Regulatory changes in the Australian advice market has echoed those of the UK and South African landscapes, with advisers across all countries needing to adapt and work hard to futureproof their businesses.
Allan Gray representatives from Australia, the UK and South Africa addressed the shifts in a December webinar, agreeing the changes in advice had been catapulted to the fore by the coronavirus pandemic.
JD de Lange, chief operating officer of Allan Gray, commented that in a recent survey from Wealth Insights Australia, one-third of advisers reported that they would leave the industry within the next year or two.
Contributing factors included the increasing compliance burden, a loss of revenue in the form of commissions or rebates, a drop in practice valuations and the stress of meeting new educational requirements.
“This is a frightening reality and shows the impact of the last 10 years on the advice market in Australia,” Mr de Lange said.
“We last saw adviser sentiment this low in 2010 following the global financial crash and it makes it very hard to grow the industry and encourage new entrants to join because advisers feel under constant threat. “
There are around 10 per cent fewer advice clients than five years ago, he added, which has created fee pressure for advisers and higher costs for advice.
“In an asset-based-fee world, the discussions were more investment focused and price was a function of assets under management,” Mr de Lange said.
“Today an advice plan needs a structuring fee and an ongoing management fee both based on the value proposition offered by the adviser. A new proposal costs $3,600 or more to deliver, while the annual fee could easily be more than double that.”
As a result, advisers need to have a “very clear and quantifiable value proposition”.
David Haintz, former FPA director and founder of Aussie B2B consultancy Global Adviser Alpha, weighed in, commenting advisers should shift from a product-led offering to an advice-led model.

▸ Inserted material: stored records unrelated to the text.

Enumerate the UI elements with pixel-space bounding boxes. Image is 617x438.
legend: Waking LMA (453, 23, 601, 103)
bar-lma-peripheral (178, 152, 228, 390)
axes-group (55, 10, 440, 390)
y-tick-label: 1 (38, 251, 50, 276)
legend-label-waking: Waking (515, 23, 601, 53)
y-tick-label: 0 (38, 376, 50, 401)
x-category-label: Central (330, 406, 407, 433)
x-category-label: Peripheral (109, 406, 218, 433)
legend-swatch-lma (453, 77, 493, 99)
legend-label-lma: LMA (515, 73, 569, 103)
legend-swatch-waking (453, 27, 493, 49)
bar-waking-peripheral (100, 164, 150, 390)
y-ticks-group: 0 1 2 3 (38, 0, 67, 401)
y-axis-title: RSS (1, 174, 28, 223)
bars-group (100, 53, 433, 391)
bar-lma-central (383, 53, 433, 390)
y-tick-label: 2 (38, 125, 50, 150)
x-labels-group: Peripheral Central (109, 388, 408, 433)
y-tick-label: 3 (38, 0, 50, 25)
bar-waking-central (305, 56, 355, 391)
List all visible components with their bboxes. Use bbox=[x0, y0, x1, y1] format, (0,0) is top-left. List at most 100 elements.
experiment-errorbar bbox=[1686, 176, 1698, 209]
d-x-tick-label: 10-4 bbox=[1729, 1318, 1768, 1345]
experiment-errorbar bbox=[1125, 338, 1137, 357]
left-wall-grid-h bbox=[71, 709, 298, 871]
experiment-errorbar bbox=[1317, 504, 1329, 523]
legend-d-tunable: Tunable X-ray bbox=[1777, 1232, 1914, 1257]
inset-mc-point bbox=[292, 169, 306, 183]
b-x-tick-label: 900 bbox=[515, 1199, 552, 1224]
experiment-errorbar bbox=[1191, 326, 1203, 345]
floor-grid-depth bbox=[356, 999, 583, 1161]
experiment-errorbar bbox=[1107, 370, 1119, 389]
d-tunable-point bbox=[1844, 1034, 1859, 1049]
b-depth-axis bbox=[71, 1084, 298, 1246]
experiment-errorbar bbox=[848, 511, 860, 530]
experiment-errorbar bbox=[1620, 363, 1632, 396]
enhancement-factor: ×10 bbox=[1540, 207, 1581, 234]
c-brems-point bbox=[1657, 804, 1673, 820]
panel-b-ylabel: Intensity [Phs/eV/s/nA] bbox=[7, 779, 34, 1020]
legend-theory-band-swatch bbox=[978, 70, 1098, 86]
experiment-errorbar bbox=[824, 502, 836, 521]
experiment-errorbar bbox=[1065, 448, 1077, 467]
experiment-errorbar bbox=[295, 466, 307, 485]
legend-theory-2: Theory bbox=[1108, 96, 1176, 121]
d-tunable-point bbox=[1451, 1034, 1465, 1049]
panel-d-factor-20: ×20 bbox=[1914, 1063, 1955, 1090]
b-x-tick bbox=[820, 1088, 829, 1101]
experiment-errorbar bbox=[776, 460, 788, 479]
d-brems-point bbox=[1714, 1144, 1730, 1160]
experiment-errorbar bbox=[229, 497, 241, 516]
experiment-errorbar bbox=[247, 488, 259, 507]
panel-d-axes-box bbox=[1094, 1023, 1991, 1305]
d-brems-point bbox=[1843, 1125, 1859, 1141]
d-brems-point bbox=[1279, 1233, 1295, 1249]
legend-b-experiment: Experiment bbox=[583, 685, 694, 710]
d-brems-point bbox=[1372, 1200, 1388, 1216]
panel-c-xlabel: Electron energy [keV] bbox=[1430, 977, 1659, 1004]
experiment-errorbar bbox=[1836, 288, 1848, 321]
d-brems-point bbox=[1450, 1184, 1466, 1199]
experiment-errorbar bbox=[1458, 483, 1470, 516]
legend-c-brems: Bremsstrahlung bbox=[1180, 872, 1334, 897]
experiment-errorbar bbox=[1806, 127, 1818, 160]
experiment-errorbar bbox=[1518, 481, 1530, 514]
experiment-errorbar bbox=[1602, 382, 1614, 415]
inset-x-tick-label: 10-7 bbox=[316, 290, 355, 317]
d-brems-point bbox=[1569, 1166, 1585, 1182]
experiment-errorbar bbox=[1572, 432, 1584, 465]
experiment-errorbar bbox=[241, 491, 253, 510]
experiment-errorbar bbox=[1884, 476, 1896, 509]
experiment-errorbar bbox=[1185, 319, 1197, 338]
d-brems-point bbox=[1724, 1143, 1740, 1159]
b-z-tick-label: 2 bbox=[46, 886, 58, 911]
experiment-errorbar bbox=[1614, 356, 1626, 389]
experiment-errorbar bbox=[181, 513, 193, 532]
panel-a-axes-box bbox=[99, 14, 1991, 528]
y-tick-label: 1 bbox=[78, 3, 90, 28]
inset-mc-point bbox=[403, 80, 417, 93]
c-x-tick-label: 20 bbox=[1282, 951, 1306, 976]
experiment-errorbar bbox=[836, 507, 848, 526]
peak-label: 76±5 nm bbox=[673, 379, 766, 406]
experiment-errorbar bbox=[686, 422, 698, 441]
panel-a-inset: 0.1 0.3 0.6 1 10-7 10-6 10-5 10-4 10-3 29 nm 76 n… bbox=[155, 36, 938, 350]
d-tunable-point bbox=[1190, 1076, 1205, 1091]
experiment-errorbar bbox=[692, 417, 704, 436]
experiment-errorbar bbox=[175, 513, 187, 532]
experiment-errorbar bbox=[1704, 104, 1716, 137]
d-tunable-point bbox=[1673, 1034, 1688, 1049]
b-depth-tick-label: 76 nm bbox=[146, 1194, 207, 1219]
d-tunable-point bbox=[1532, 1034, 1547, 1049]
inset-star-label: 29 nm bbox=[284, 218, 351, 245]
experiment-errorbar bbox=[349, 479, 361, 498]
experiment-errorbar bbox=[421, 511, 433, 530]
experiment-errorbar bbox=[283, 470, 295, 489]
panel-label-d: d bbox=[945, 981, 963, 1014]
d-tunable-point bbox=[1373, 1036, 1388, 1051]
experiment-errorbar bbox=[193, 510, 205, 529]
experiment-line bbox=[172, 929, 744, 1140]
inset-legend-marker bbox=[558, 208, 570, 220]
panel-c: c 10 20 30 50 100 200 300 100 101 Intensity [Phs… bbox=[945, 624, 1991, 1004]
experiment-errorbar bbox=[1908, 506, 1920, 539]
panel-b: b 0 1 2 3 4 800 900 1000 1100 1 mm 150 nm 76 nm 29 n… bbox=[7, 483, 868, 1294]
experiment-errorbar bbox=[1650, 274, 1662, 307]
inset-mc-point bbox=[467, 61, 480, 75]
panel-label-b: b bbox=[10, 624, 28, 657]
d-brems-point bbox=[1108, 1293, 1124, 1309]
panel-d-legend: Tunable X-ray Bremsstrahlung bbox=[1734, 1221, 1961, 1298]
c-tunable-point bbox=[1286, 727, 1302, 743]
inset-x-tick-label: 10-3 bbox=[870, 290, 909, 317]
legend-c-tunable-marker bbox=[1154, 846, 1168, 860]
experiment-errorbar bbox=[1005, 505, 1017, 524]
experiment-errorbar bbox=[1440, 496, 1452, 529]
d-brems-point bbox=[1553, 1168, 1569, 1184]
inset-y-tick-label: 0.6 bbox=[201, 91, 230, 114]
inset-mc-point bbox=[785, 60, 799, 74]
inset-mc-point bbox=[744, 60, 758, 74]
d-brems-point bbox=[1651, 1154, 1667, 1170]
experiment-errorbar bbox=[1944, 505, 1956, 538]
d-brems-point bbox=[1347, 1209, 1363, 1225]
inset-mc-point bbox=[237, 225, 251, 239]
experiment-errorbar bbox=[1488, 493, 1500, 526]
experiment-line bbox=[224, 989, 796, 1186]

“Advisers need to change their perspective,” he said.
“They are giving away what they should be charging for and charging for things they should be giving away.”
Meanwhile, Tamryn Lamb, head of retail distribution at Allan Gray South Africa, noted there had been major regulatory changes in her country since 2014.

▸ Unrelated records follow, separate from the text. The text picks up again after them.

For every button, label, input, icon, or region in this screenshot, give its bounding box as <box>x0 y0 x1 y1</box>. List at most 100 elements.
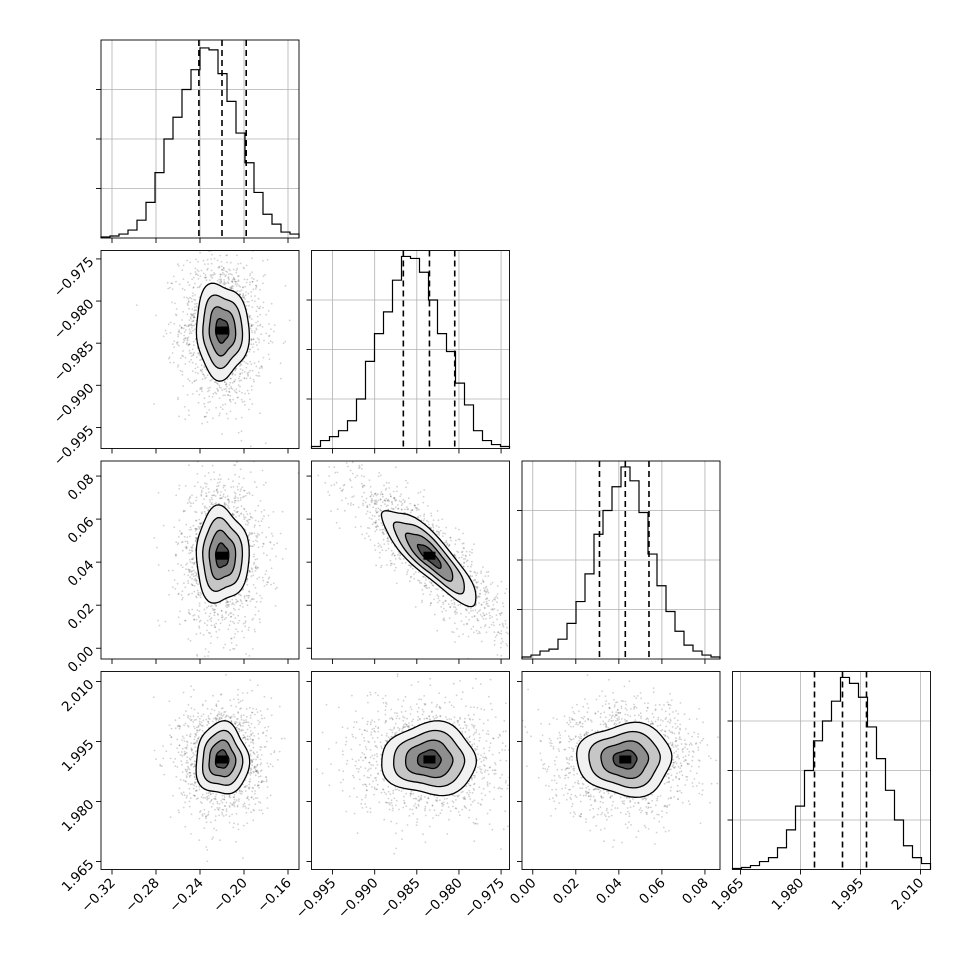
sample-point <box>199 594 201 597</box>
sample-point <box>243 736 246 739</box>
sample-point <box>417 579 419 582</box>
sample-point <box>221 269 224 271</box>
sample-point <box>190 570 193 573</box>
sample-point <box>419 514 422 517</box>
sample-point <box>205 606 208 609</box>
sample-point <box>206 258 209 261</box>
sample-point <box>365 497 368 500</box>
sample-point <box>427 520 430 523</box>
sample-point <box>245 580 248 583</box>
sample-point <box>194 735 196 738</box>
sample-point <box>243 636 246 639</box>
sample-point <box>190 323 193 326</box>
sample-point <box>504 592 506 595</box>
sample-point <box>218 481 221 484</box>
sample-point <box>182 310 185 313</box>
sample-point <box>418 580 421 582</box>
sample-point <box>336 471 339 474</box>
sample-point <box>464 558 467 560</box>
sample-point <box>200 593 203 595</box>
sample-point <box>194 577 197 580</box>
sample-point <box>230 637 233 640</box>
sample-point <box>225 412 228 415</box>
sample-point <box>221 408 224 411</box>
sample-point <box>175 314 178 317</box>
sample-point <box>476 587 478 590</box>
sample-point <box>179 357 182 359</box>
sample-point <box>196 533 198 535</box>
sample-point <box>205 415 208 418</box>
sample-point <box>492 621 495 624</box>
sample-point <box>484 575 487 577</box>
sample-point <box>216 279 219 282</box>
sample-point <box>247 371 250 374</box>
sample-point <box>237 275 240 277</box>
sample-point <box>256 558 259 560</box>
sample-point <box>250 339 253 342</box>
sample-point <box>269 541 272 544</box>
sample-point <box>366 506 368 508</box>
sample-point <box>210 635 213 638</box>
sample-point <box>245 281 248 284</box>
sample-point <box>369 495 372 498</box>
sample-point <box>181 319 184 321</box>
sample-point <box>240 488 242 490</box>
sample-point <box>215 502 218 504</box>
sample-point <box>262 306 264 309</box>
sample-point <box>220 714 223 716</box>
sample-point <box>175 554 177 556</box>
sample-point <box>374 521 377 524</box>
sample-point <box>361 482 363 485</box>
sample-point <box>237 614 240 617</box>
sample-point <box>237 688 240 691</box>
sample-point <box>266 258 269 261</box>
sample-point <box>242 587 245 590</box>
sample-point <box>225 616 227 619</box>
sample-point <box>187 301 190 304</box>
sample-point <box>248 626 250 629</box>
sample-point <box>275 555 277 558</box>
sample-point <box>246 797 248 799</box>
sample-point <box>240 716 243 719</box>
sample-point <box>270 567 273 570</box>
sample-point <box>226 417 229 420</box>
sample-point <box>385 487 388 490</box>
sample-point <box>230 615 233 618</box>
sample-point <box>477 581 479 583</box>
sample-point <box>383 533 385 535</box>
sample-point <box>193 316 195 319</box>
sample-point <box>220 497 223 500</box>
sample-point <box>223 665 225 667</box>
sample-point <box>196 579 198 582</box>
sample-point <box>228 268 230 271</box>
sample-point <box>483 601 485 604</box>
sample-point <box>191 314 194 317</box>
sample-point <box>401 502 404 505</box>
sample-point <box>390 495 392 498</box>
sample-point <box>187 611 190 614</box>
sample-point <box>242 692 244 694</box>
sample-point <box>501 640 504 643</box>
sample-point <box>252 338 255 341</box>
sample-point <box>189 613 191 615</box>
sample-point <box>234 495 237 497</box>
sample-point <box>200 512 203 515</box>
sample-point <box>239 290 241 293</box>
sample-point <box>205 815 207 818</box>
sample-point <box>173 340 176 342</box>
sample-point <box>235 601 238 604</box>
sample-point <box>255 374 258 377</box>
sample-point <box>212 417 214 420</box>
sample-point <box>195 528 198 530</box>
sample-point <box>216 382 218 385</box>
sample-point <box>435 588 438 590</box>
sample-point <box>208 409 211 411</box>
sample-point <box>180 564 183 567</box>
sample-point <box>455 608 458 611</box>
sample-point <box>223 446 225 448</box>
sample-point <box>225 599 228 601</box>
sample-point <box>462 633 464 635</box>
sample-point <box>188 360 191 363</box>
sample-point <box>217 490 219 493</box>
sample-point <box>261 367 264 369</box>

The South African regulator, the Financial Services Conduct Authority, is drafting regulation aiming to make advice available, sustainable, fair and appropriately priced.
However, Ms Lamb noted the devil will be in the detail of how the regulations are implemented.
In the UK on the other hand, the country had its own Hayne commission moment with the Retail Distribution Review, which saw banks exit the local wealth industry and independent financial advisers control the value chain.
Marcel Bradshaw, head of UK retail at investment firm Orbis, reported the UK had seen a reduction in the number of advisers from 33,000 in 2012 to 26,000 currently.
But he noted the shrunken number could be a result of an inability or lack of willingness to change and adapt to the evolving landscape.